Para basan bu koca akıl endüstrisinin bir arzı ve bu arza talep yetiştirecek müşterilere ihtiyacı var. Sattıkları şey daha çok akıl ve cilalanmış yan ürünleri... Bunları alacak olanların da yeterince akıllı, sağlıklı, mutlu, gelişmiş, modern, geçerli, havalı, enerjik, şık, genç olmadıklarına inanmaları, daha doğru deyişle inandırılmış olmaları gerekiyor. Kapılarında kuyruklar oluştuğuna, konuştukları her mecra trendy olduğuna göre ticaretlerinde gayet başarılılar.
En başta Hayat Bilgisi demiştik ya... Bütün bu pazarlama operasyonlarının sonuca ulaşması, bizim akıl hocalarını inandırıcı bulmamıza bağlı... Bunun için de hayat konusunda son derece bilgisiz olduğumuza kani olmamız lazım... Peki ama, hayatın içinde yaşayıp duran insanlar yaşadığı şeyler konusunda nasıl bu kadar bilgisiz olabilirler? Olamazlarsa nasıl doğru yaşayacaklarını bilmediklerine nasıl bu kadar kolay inandırılabilirler? Manzara acıklı... Milyonlarca insan bu nevzuhur akıl hocalarının peşine takılmış gidiyor. Bu kalabalıklar, anadan babadan, atadan dededen aldıkları her şeyin yanlış, acilen terkedilmesi ve doğrularıyla değiştirilmesi gereken şeyler olduğuna kafadan kanaat etmiş durumdalar.

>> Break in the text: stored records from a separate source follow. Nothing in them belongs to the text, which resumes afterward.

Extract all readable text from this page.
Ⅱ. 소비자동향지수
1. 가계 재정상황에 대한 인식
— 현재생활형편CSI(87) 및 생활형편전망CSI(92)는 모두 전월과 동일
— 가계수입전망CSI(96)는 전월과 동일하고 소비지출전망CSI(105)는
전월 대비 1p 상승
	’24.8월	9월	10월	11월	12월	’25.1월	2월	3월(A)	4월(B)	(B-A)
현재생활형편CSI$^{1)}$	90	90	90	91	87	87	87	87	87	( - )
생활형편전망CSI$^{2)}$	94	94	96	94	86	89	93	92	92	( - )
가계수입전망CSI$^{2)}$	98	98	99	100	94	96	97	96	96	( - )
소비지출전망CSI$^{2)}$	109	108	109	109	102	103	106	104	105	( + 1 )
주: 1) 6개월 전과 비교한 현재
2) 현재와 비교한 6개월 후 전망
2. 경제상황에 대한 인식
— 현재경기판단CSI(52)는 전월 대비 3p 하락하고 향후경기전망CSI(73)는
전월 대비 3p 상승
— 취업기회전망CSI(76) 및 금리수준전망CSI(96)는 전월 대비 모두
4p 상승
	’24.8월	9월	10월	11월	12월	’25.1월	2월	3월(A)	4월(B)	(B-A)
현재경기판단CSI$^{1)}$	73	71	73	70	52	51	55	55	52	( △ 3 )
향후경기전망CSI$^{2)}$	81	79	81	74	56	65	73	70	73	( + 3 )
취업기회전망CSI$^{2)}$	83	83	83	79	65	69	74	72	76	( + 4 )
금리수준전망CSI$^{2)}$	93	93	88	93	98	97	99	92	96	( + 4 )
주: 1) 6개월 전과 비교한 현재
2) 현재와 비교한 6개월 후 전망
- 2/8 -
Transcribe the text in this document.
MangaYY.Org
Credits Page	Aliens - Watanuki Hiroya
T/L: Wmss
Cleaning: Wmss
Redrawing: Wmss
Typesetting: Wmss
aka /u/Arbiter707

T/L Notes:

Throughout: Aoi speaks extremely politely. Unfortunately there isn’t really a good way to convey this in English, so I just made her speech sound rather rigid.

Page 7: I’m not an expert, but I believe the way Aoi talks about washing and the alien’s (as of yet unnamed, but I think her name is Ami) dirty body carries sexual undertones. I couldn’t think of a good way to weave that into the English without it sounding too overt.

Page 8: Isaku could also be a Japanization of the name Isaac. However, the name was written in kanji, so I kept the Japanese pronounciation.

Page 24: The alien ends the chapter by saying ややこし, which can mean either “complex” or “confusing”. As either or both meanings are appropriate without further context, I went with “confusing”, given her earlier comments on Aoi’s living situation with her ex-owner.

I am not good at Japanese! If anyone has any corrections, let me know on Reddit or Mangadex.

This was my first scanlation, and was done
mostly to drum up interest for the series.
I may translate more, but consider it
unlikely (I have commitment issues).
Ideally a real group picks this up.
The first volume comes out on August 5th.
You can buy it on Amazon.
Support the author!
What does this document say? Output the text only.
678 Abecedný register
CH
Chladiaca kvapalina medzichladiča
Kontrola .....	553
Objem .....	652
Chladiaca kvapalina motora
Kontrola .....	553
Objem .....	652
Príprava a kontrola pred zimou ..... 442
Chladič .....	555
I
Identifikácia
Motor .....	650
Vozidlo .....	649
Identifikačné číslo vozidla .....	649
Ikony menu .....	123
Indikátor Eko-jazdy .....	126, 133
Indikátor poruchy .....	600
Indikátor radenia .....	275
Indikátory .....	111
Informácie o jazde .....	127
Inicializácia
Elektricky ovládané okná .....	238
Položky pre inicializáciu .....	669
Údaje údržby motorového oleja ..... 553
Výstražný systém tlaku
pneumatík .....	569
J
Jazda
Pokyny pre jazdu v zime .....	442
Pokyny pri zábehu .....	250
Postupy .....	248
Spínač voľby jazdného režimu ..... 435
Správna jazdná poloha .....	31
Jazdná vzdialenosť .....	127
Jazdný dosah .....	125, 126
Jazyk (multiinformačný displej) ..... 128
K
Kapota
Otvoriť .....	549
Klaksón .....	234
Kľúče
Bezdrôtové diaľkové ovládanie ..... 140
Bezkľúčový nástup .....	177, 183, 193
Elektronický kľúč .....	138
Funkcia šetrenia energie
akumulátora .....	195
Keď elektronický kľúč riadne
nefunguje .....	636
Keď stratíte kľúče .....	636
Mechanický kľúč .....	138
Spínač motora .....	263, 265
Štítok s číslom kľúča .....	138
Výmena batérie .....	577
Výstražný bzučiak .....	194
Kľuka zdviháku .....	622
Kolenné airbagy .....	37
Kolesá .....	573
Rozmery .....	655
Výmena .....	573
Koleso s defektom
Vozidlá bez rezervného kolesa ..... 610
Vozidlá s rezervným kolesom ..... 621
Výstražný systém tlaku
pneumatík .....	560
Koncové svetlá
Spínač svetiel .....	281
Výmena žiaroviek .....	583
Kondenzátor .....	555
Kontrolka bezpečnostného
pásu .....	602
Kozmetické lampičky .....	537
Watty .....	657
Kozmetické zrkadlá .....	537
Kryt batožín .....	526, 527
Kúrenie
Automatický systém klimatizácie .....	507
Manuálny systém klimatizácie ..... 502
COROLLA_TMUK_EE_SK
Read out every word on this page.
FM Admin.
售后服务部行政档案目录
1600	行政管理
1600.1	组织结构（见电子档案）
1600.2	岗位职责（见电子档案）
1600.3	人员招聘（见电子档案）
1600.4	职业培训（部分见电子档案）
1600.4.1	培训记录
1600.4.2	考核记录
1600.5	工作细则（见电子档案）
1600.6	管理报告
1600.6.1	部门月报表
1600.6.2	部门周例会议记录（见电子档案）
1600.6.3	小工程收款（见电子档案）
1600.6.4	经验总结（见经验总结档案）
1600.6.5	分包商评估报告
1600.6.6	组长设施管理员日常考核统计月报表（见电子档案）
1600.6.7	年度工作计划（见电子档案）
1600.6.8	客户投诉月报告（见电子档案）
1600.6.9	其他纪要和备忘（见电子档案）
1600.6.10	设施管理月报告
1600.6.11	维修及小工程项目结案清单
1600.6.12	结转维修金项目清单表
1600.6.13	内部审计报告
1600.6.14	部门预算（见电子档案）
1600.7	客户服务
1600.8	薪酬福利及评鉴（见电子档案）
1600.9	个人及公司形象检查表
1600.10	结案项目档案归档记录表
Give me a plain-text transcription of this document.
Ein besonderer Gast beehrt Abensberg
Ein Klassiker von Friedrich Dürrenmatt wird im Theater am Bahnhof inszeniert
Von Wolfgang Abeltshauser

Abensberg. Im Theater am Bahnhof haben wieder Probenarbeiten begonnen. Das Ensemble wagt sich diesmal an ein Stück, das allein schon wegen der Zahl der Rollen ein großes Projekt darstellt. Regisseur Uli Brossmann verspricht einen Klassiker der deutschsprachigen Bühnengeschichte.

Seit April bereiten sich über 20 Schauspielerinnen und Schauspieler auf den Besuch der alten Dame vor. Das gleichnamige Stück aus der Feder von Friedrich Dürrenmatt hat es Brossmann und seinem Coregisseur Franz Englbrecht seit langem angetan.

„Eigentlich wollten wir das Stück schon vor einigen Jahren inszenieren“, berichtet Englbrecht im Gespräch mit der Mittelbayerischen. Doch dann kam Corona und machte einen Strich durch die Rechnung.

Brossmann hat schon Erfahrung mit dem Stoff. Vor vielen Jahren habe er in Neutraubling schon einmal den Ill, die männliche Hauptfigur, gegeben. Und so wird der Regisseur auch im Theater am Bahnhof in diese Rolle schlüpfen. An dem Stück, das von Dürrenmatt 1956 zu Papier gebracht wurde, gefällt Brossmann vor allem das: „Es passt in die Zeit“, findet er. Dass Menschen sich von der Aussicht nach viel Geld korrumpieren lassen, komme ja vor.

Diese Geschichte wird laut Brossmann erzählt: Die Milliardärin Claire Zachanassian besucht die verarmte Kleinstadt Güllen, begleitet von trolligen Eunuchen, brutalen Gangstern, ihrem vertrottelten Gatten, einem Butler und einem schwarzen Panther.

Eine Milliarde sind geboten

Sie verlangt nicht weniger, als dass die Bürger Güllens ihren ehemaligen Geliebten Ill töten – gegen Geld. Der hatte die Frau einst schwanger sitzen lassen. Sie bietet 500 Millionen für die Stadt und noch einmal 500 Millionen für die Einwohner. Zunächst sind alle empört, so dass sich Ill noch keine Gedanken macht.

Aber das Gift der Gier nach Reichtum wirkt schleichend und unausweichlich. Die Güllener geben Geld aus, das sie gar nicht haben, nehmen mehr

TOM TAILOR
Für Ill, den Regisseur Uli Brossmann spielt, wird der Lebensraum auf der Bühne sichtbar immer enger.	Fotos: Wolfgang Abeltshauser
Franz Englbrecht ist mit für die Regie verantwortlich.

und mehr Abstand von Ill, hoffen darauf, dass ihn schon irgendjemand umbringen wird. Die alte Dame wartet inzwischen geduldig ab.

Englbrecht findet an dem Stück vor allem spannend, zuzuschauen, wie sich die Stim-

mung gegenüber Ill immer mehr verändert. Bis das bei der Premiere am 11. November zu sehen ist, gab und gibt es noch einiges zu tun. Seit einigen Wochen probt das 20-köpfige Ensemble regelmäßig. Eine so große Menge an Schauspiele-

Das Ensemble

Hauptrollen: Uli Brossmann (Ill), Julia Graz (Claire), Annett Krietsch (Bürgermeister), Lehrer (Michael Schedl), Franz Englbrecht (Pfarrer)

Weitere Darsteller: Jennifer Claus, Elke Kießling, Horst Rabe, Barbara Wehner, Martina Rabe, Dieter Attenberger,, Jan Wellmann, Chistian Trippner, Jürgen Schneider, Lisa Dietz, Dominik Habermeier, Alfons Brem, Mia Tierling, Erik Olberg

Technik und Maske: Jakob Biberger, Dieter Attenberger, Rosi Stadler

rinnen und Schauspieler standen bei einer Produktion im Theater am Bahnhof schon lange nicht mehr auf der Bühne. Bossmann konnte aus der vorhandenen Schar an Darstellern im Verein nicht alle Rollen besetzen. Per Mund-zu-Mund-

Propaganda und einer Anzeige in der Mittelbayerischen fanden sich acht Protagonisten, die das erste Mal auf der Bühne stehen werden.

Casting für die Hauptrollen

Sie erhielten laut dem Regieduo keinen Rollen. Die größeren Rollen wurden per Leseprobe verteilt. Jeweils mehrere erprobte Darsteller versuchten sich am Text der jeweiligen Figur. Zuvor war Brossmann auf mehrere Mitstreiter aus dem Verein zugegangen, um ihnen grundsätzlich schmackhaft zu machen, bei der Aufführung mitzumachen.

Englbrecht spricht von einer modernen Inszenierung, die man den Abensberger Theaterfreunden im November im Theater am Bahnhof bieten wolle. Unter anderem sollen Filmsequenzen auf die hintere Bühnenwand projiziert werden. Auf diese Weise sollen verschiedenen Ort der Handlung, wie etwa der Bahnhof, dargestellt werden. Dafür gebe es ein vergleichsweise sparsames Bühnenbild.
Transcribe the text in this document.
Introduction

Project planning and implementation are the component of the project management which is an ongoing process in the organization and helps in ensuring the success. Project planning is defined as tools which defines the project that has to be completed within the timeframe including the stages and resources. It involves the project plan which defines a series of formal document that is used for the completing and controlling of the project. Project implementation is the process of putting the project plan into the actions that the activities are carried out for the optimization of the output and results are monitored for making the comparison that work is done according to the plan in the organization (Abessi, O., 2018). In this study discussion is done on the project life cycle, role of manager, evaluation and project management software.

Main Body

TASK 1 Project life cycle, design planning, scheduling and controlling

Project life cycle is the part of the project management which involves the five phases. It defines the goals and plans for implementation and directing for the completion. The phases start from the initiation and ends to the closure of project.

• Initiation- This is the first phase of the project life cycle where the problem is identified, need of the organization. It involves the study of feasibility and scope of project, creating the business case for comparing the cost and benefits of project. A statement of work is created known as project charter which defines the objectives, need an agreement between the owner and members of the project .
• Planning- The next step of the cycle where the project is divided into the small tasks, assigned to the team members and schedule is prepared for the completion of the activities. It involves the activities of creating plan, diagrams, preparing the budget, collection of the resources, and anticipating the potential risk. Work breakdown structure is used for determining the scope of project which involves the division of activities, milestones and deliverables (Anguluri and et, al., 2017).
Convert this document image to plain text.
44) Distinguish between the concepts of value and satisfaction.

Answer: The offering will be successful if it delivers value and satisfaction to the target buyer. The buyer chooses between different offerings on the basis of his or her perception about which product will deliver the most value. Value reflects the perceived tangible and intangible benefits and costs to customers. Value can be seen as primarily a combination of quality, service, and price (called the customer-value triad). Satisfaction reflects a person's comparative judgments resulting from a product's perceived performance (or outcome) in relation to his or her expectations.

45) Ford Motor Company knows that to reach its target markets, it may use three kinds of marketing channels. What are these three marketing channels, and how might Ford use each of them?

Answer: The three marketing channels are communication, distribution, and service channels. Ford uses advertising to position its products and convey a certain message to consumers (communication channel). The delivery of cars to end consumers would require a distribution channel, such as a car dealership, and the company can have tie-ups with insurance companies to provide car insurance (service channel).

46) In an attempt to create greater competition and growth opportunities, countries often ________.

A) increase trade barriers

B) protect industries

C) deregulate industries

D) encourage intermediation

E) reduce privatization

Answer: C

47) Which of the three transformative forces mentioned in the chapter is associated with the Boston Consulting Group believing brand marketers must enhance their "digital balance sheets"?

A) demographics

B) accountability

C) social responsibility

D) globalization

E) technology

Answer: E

Oysa hayat tecrübelerle kendini inşa eden bir şeydir. Her nesil kendi gerçeklikleri içinde tecrübeler yaşar, dener yanılır, yine dener ve nihayet doğruyu bulur. Hayat bilgisi bu tecrübelerin birikmesi ve nesilden nesile taşınması ile oluşur. Bunlar sağlaması yapılmış, bedeli ödenmiş, hazmı gerçekleşmiş çok değerli bilgilerdir. Kadim bir hayatın doğruları, edinimleridir hepsi.
Nevzuhur akıl hocalarının kapısında bekleşirken bu dev mirasa sırt çevirmiş, zenginken yoksula yazılmış oluyoruz aslında. Daha kötüsü, yaşadıklarımızdan fikirler edinmeyi, yani hayattan öğrenmeyi, tecrübelerden dersler çıkarmayı, bunun için de hayatı gözlemeyi ihmal ediyoruz. Kendi hayatının bilincinde olmayan, kendi gerçeklerine yabancılaşan, kendi aklını, tecrübesini, bilincini kafadan mahkum eden herkes akıl tüccarlarının oyuncağı olur tabiatıyla. Hadise tam olarak budur!
*Bu makalede yer alan fikirler yazara aittir ve Fokus+'ın editöryal politikasını yansıtmayabilir.